We also had a touch of Norway on our block — remember your next door neighbor Mrs. Fleck from Norway? Thanks for continuing this interesting discussion. I think by the time I got to Von, the Swedish kids outnumbered the Jewish kids, as most of the Jewish families had already moved out to the suburbs. They were nice kids and I always admired their sense of community and heritage (and, of course, the cool clogs!). It would be interesting to know more about the history of Andersonville. My father had his business there(on Clark Street), but I always remember hearing Spanish, not Swedish, being spoken on the streets. (I agree that the lingonberry pancakes at Ann Sathers are great!)
Crushes count. The fifties would have been a good time to study the area: the Jewish population was booming and the Scandinavian population was aging, assimiliating and moving away. Part of the reason few of our Scandinavian classmates spoke their native languages may have been that they were were third and fourth generation Swedish-Americans. As early as 1899, the founding fathers of the church at North Park were lamenting services would have to be conducted in English because “so many young people could not understand a Swedish sermon.” (“Building a Swedish Community in Chicago,” Anita Olson Gustafson http://www.jstor.org/stable/27501277)

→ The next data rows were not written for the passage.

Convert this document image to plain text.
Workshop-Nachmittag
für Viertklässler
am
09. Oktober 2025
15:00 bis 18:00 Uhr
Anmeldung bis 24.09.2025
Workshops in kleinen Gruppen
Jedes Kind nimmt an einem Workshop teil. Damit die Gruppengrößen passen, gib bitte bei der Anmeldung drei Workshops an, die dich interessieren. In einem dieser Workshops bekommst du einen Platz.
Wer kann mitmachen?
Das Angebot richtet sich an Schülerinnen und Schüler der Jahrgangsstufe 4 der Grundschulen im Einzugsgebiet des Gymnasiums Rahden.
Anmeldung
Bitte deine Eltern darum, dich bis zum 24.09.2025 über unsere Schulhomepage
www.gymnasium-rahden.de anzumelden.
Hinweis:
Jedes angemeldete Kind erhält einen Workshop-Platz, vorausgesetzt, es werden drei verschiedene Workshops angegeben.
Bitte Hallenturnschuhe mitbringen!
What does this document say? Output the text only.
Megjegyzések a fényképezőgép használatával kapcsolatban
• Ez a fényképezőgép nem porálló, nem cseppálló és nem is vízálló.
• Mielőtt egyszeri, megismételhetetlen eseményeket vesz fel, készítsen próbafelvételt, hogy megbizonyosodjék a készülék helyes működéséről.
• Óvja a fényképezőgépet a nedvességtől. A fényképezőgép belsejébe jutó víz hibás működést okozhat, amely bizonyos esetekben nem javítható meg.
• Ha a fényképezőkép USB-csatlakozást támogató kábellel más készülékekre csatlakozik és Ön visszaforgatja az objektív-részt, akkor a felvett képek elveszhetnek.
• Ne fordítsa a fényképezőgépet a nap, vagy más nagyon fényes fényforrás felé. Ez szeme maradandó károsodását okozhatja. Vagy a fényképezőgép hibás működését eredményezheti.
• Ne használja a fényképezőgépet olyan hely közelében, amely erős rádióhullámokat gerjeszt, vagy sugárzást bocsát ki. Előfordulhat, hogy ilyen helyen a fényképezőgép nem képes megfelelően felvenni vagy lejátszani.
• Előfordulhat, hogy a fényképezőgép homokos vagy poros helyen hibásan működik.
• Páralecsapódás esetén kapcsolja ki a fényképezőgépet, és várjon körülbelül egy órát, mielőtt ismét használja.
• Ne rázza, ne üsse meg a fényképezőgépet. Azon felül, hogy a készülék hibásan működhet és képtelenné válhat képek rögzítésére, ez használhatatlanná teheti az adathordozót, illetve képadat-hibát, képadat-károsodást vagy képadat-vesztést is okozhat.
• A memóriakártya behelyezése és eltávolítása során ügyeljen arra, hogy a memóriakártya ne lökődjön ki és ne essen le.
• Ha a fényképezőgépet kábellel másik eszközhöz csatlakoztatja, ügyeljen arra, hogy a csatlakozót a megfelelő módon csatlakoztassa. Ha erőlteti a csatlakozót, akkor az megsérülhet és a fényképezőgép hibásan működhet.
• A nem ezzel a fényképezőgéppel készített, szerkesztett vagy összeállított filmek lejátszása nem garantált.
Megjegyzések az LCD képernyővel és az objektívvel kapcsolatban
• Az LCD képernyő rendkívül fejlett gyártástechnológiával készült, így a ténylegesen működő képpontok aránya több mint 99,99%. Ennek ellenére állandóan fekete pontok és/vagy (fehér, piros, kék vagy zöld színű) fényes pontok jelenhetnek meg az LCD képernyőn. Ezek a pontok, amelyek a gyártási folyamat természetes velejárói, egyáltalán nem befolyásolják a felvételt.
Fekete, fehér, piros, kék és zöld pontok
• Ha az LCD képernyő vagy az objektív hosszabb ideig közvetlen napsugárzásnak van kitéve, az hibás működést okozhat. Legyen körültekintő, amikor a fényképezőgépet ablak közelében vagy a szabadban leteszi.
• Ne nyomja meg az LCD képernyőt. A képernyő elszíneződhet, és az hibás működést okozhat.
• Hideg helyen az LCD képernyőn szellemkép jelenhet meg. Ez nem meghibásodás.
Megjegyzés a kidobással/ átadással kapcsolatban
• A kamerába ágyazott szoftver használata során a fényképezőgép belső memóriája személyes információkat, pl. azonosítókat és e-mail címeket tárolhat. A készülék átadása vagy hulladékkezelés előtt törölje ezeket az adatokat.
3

Do my intense crushes on several Swedish girls at Peterson School count as Swedish influences? The accidental mixing of those two cultures in our neighborhood would have made a fascinating sociological study. I know of several Jewish-Swedish marriages that resulted. Swedish pancakes with lingonberries is one of my all-time Chicago favs, whether it’s Ann Sather’s or Tre Kronor’s. And I always liked gravlax AND regular Jewish lox! Jews and Swedes bonding through smoked salmon? Amazing to think that at one time Chicago was the city with the second largest population of Swedes (after Stockholm). But in my experience, the Swedish kids didn’t seem as connected to their Swedish roots as did, say, my Polish friends. The only one I remember who could speak Swedish was Karen Soneson, and that’s just because she went to live there for a while.